Où en est l’auto-édition en ce milieu d’année 2020 ?

Oui, je sais, vous allez me dire que je publie ce billet le 11 mai 2020 et que techniquement, l’année 2020 n’est pas encore arrivée à sa moitié. Je suis d’accord, mais après 7 semaines de confinement (17 mars au 11 mai), on a l’impression que cela a duré bien deux fois plus longtemps en réalité.

Ma collègue Agnès du blog Destination Passions a profité du confinement pour faire le grand nettoyage dans son blog. Au bout de 8 ans, cela est nécessaire.

De mon côté, j’ai fini la première version du long texte que j’ai écrit pour mes filleuls et qui paraitra – si je le décide ainsi – en auto-édition. Rien n’est décidé pour le moment, et pour tout dire, depuis le billet que j’ai écrit le 13 novembre 2019 – donc il y a 6 mois – je n’ai plus lu une seule ligne d’un texte auto-édité. Je vais être plus franc, depuis le roman « Maddie si tu savais » d’Isabelle Rozen Mari, paru en juin 2019, je n’ai plus touché à un texte auto-édité.

Manque de temps ? D’envie ? Pas seulement. Pour reprendre la conclusion de mon article du mois de novembre 2019 :

[…]
Pourquoi les maisons d’édition auraient-elles peur d’un phénomène qui leur permet d’avoir un comité de lecture énorme à titre gracieux. Il suffit de laisser les lecteurs et lectrices faire le tri dans le magma de l’auto-édition pour voir ce qui fonctionne… Du moins, si cela est un minimum de qualité 🙂

[…]
Sur ce, je vous laisse, j’ai la vraie vie, celle où l’auto-édition est un infâme magma de productions vendues horriblement cher pour un contenu à la typographie ignoble, à la grammaire et l’orthographe indignes d’un enfant de CE2.

Sur ce plan, je n’ai rien à rajouter.
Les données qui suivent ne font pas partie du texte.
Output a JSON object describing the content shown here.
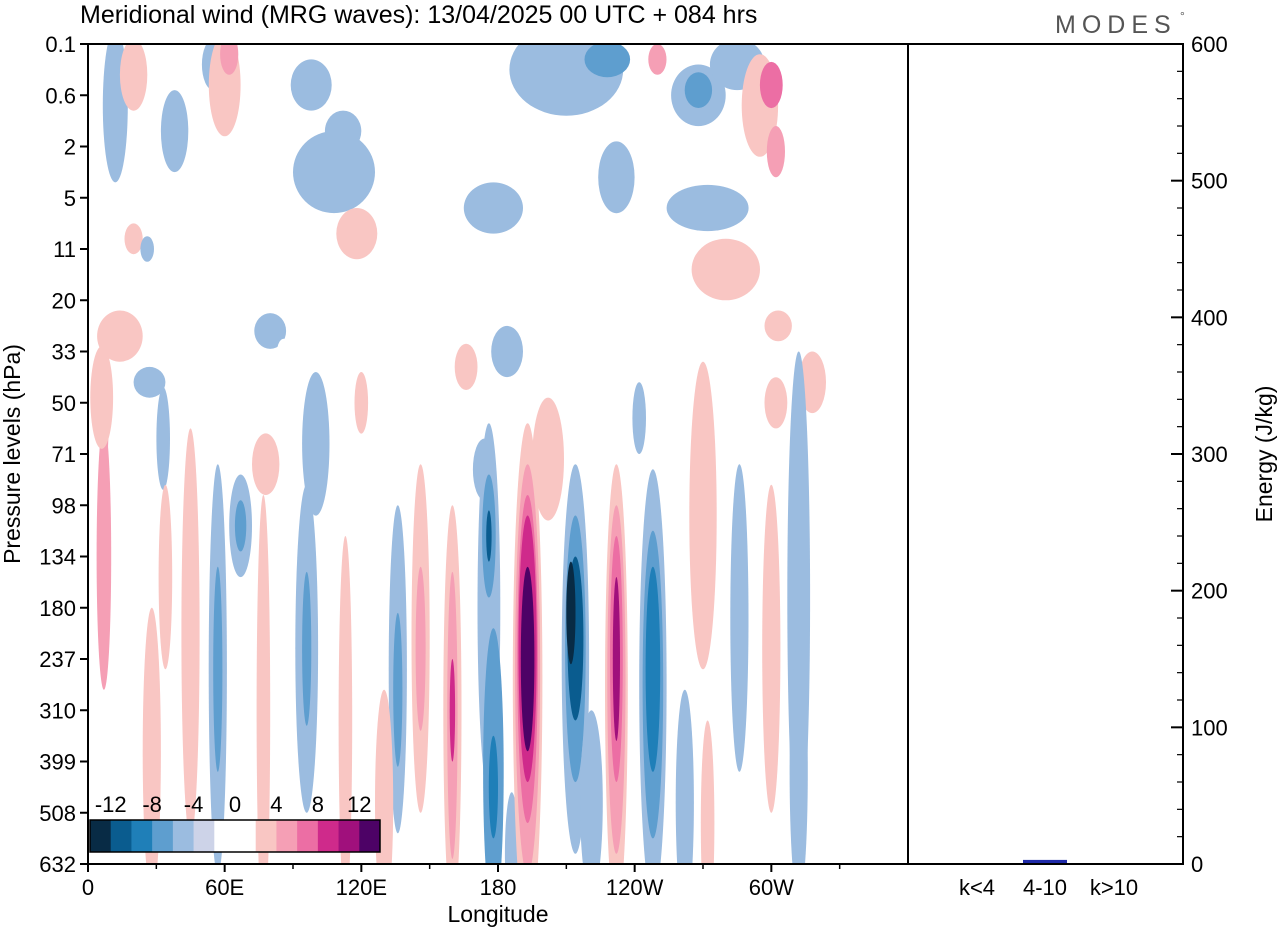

Il y a aussi le prix excessif des livres électroniques, comme le rappelle cet article d’Agnès publié en juin 2018.

Dans mon article de novembre 2019, j’avais parlé de 50 000 sorties sur les 3 derniers mois en électronique, édition classique et auto-édition mélangée. Et en mai 2020 ? Juste 70 000 !

Soit dans les 280 000 sorties par an ? Si une dizaine de personnes – soyons optimistes, on va dire 20 – sortent du lot – et non, je ne parle par du département en Occitanie – c’est un sacré massacre au final.

Comme je l’avais dit – du moins je crois l’avoir exprimé – je ne suis pas dans l’auto-édition pour me faire des testicules en or, mais pour le plaisir d’écrire et d’être lu.

L’auto-édition est – et restera – un gigantesque comité de lecture pour les grosses écuries de l’édition qui n’auront plus qu’à voir quels auteurs arrivent à s’en tirer dans le domaine qui les intéresse pour les signer par la suite. Peut-être 🙂

3 réflexions sur « Où en est l’auto-édition en ce milieu d’année 2020 ? »

  1. j’adore le hors sujet. En faisant une grosse mis à jour de manjaro, j’ai remarquer que l’icône de pamac avait changer, il son passer a la version 9.5.

  2. Tu poses une bonne question Fred avec le titre de ton article car les choses ont évolué et évolueront encore. Un tri du marché a déjà commencé à se faire grâce aux lecteurs et le temps fera son œuvre pour un grand ménage y compris au niveau des initiatives les plus diverses. Certains auteurs ont également eux-même évolué et leur nouvelle vision des choses de ce marché beaucoup trop embourbé rejoint progressivement cette avancée. C’est au moins un bon point pour y voir plus clair.